1. An Asynchronous Transfer Mode Switch having a plurality of 
input stages each for receiving a digital data transmission stream 
consisting of a series of cells, a cell comprising data and a header 
containing control data from which the destination of the cell can 
be determined, a plurality of central stages connected to the input 
stages to receive the data from the input stages to be switched 
across the switch, and a plurality of output stages each connected 
to the central stages, and wherein for every input stage there is a 
route to every central stage for the transmission of data, and from 
every central stage there is a route to every output stage, and 
wherein each input stage includes a circuit for determining the 
destination of the cells of that data stream, a circuit for 
disassembling each cell into cell elements and for allocating to 
each cell element routing data to enable it to be routed across the 
central stages, means for storing the cell elements in series, means 
for requesting from a central stage permission to transmit a cell 
element in the series and after a predetermined delay a further 
request for the same destination point provided that the stored cell 
elements are derived from the same cell, means for receiving a 
response from the central stage as to the availability of the 
requested destination between the sending of requests so that the 
sequence of sending a request for one cell element is interleaved 
with the response to the request for the preceding cell element, and 
means for transmitting each cell element to the central stage after 
a second predetermined delay from the receipt of a positive request. 

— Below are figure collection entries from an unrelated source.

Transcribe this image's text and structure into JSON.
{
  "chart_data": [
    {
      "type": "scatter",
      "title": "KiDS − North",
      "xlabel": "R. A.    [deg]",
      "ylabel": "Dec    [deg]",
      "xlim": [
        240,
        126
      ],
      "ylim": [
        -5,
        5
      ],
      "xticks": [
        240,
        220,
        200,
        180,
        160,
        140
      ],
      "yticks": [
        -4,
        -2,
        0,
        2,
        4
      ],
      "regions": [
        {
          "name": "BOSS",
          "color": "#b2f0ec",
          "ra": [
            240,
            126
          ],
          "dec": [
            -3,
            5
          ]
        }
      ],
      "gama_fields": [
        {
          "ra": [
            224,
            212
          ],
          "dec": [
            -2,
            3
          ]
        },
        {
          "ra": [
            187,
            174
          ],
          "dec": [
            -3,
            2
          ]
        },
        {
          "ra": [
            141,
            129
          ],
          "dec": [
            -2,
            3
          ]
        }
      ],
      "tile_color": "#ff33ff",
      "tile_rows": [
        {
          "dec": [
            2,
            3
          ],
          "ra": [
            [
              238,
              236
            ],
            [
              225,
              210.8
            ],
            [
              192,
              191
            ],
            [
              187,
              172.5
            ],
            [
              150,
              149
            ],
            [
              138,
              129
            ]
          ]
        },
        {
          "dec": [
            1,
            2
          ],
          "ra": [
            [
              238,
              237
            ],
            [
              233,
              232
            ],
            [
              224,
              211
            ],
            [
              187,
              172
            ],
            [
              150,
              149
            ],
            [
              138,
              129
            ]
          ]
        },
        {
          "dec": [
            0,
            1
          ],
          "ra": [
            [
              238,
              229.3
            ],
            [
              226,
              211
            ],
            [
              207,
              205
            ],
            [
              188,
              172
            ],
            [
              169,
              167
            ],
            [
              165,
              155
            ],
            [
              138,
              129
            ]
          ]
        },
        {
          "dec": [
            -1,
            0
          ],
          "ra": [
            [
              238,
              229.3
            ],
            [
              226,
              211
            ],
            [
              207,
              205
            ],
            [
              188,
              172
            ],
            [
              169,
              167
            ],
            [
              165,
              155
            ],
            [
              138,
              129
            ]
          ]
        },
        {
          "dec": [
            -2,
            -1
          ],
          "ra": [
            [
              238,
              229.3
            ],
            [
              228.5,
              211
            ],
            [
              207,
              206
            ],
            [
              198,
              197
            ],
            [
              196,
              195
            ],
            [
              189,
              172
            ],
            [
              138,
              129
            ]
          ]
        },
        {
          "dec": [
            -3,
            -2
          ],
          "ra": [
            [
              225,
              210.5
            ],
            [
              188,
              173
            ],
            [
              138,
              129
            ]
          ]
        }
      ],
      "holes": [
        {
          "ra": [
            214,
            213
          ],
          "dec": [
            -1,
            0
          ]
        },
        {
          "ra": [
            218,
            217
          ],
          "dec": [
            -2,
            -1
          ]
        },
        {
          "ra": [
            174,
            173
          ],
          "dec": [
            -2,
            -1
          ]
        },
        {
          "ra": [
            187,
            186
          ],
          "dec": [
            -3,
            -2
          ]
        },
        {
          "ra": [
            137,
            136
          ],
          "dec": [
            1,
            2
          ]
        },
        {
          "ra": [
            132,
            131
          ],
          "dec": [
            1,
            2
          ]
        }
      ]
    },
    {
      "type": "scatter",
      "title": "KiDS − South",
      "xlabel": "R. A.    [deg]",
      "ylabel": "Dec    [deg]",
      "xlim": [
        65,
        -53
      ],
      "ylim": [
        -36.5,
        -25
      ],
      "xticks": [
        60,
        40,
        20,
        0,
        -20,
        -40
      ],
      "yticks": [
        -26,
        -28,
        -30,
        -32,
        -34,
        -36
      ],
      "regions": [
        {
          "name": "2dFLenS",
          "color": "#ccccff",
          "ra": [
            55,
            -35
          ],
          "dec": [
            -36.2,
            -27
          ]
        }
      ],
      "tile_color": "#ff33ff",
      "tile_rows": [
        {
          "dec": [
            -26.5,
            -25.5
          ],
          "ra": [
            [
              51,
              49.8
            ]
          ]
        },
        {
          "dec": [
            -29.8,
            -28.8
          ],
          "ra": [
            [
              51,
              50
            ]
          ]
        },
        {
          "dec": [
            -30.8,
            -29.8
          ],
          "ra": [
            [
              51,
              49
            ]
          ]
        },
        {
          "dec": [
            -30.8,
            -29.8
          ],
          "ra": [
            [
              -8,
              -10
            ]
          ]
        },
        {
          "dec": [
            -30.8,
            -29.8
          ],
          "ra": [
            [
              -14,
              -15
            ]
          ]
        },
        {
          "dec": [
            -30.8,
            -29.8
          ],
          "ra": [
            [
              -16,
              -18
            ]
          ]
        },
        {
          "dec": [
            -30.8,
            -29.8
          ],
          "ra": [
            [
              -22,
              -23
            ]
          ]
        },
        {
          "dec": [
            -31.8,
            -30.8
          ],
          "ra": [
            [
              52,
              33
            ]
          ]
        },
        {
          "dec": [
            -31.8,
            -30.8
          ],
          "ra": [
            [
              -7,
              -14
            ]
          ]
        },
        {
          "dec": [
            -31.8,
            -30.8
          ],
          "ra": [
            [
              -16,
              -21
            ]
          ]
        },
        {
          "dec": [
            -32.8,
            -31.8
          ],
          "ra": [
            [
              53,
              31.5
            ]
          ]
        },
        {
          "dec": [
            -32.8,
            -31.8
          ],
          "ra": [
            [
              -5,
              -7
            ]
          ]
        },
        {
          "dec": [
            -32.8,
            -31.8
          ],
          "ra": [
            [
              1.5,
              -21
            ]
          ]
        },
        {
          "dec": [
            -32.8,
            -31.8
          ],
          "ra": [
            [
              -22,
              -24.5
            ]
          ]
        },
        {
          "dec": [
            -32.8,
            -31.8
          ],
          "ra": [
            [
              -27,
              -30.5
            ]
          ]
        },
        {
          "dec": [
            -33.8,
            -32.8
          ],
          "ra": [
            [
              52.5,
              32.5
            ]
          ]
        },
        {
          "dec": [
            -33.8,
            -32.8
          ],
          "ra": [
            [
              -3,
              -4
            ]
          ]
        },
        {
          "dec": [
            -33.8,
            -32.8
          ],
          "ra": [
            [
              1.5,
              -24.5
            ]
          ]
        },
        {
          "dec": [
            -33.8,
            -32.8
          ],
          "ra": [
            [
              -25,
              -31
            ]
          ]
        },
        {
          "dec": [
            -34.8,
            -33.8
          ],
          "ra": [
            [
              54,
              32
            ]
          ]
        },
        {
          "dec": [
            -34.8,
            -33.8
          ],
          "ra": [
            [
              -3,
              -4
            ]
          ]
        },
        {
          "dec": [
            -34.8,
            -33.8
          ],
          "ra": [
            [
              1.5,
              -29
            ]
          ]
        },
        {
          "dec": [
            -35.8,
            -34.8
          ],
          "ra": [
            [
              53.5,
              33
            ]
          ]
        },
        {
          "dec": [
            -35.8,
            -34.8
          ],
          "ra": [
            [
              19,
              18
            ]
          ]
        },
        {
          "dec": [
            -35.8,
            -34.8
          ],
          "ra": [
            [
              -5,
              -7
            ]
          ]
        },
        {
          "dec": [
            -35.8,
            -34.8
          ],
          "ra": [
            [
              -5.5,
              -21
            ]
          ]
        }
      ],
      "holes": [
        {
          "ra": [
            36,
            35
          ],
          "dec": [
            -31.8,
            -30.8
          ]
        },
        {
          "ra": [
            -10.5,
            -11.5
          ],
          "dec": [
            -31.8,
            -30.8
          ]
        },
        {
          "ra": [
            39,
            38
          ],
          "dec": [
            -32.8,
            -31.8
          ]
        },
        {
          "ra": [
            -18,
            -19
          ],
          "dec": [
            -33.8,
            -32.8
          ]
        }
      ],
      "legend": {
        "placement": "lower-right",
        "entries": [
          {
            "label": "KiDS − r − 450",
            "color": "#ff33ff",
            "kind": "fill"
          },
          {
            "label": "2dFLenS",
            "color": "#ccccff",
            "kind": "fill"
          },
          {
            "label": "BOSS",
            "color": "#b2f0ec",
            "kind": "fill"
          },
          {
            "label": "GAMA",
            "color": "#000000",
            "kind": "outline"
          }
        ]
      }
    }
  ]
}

2. A switch as claimed in Claim 1 and further comprising a 
plurality of element queues operative to store in parallel 
successive cell elements, said element queue being connected to a 
plurality of parallel element sender circuits, the element sender 
circuits operating under the control of a pathfinder control circuit 
which examines the routing information carried by each cell element 
and sends requests to the central switch for a number of data 
elements stored in each cell element queue. 



3. A switch as claimed in Claim 2 wherein each pathfinder 
control circuit sends a series of spaced requests to the central 
stage, each request being for a window for a cell element in the 
element queue. 

4. A switch as claimed in Claim 3 in which to maintain cell 
sequence integrity across the switch the input and output central 
stage access times are rotated in steps so that for any cell input 
to the switch there is a constant storage delay in the central 
stage, 

5. An Asynchronous Transfer Mode Switch substantially as 
hereinbefore described with reference to the accompanying drawings.